Let $T:V\rightarrow V$ be an idempotent linear transformation. Prove that $V=V_0\oplus V_1$ where $T(v_0)=0$ for all $v_0\in V_0$ and $T(v_1)=v_1$ for all $v_1\in V_1$.
EDIT:
My attempt:
Since $T(v_0)=0$ for all $v_0\in V_0$, we have that $V_0=\ker T$. Since $T(v_1)=v_1$ for all $v_1\in V_1$, we have that $V_1=ImT$.
If $T=0$, then the problem is trivial, so suppose $T\neq 0$.

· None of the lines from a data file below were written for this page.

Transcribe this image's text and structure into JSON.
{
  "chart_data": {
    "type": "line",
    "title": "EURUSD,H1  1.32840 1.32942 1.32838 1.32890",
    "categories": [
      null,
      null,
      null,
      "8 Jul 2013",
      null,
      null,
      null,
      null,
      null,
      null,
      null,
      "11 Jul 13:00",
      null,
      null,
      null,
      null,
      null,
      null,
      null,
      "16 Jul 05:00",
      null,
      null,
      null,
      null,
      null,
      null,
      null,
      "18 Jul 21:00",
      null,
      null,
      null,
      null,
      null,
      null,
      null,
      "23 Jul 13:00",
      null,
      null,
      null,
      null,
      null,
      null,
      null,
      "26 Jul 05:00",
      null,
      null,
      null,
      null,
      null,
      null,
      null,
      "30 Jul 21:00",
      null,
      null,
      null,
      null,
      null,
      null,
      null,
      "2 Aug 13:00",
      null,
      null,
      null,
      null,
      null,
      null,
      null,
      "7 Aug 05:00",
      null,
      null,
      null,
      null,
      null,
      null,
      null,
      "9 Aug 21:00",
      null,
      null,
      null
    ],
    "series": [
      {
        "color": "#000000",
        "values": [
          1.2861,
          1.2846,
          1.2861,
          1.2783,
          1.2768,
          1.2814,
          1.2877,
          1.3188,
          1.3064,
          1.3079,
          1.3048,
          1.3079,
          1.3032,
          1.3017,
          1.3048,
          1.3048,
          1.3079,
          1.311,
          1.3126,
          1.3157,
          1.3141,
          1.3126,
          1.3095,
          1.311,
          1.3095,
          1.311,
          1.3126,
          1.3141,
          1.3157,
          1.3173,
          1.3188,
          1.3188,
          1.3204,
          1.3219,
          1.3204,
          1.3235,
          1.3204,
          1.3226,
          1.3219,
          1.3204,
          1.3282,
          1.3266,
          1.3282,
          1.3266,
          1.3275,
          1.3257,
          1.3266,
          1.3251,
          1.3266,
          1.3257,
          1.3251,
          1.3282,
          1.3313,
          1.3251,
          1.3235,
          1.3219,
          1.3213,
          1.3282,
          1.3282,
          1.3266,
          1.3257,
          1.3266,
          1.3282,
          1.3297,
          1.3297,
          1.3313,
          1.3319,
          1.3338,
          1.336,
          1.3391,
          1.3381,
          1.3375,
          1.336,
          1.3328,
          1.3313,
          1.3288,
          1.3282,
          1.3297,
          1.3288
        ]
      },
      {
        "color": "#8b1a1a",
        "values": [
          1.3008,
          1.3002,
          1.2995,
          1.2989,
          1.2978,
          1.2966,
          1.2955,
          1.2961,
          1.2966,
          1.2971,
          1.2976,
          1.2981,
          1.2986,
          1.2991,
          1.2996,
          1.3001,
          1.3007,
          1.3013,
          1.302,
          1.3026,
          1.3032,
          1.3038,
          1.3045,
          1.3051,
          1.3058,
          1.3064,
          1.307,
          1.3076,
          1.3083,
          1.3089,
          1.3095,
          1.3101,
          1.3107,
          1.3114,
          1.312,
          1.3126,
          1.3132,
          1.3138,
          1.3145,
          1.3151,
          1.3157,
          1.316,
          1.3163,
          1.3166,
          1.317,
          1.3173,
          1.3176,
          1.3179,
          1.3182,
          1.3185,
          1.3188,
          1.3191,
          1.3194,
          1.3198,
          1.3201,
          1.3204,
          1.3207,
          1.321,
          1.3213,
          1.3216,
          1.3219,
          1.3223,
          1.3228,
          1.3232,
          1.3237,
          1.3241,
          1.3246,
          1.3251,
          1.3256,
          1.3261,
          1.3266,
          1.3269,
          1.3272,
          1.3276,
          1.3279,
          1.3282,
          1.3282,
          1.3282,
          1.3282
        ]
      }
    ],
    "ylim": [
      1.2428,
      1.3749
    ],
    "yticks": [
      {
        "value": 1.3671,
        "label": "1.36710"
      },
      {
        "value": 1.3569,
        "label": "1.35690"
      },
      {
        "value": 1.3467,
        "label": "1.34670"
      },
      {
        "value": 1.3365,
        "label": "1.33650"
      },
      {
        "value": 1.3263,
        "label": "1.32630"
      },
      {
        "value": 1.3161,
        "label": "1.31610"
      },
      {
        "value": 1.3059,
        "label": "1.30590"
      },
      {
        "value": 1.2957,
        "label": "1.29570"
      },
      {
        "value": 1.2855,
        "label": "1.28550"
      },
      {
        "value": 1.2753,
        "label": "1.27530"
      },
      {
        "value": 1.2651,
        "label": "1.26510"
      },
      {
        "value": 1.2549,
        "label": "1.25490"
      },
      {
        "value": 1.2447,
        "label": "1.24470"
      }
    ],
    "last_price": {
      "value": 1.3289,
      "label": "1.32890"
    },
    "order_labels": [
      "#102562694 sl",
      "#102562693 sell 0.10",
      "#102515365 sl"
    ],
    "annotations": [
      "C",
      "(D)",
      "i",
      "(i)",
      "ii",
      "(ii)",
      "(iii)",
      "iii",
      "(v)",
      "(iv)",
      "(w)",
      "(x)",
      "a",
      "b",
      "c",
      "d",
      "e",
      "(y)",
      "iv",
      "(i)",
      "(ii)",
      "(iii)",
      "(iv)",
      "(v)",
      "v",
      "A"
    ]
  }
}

Let $v\in V$. As $T=T^2\implies Tv=T^2v\implies T(v-Tv)=0$. So, $v-Tv=\theta\in \ker T$. Thus $v=\theta+Tv$. Now, as $T(Tv)=Tv$ for all $v\in V$, we have that $Tv=v$ whenever $v\in V_1$.
Thus, $v=\theta+Tv$ is the sum of two elements, where $\theta\in V_0$ and $Tv\in V_1$. So, $V=V_0+V_1$.
Let $v\in V_0\cap V_1$. Then, $v\in V_0$ implies that $Tv=0$ and $v\in V_1$ implies $Tv=v$. Thus $0=Tv=v$ and so $v=0$, thus $V_0\cap V_1=\{0\}$; hence $V=V_0\oplus V_1$.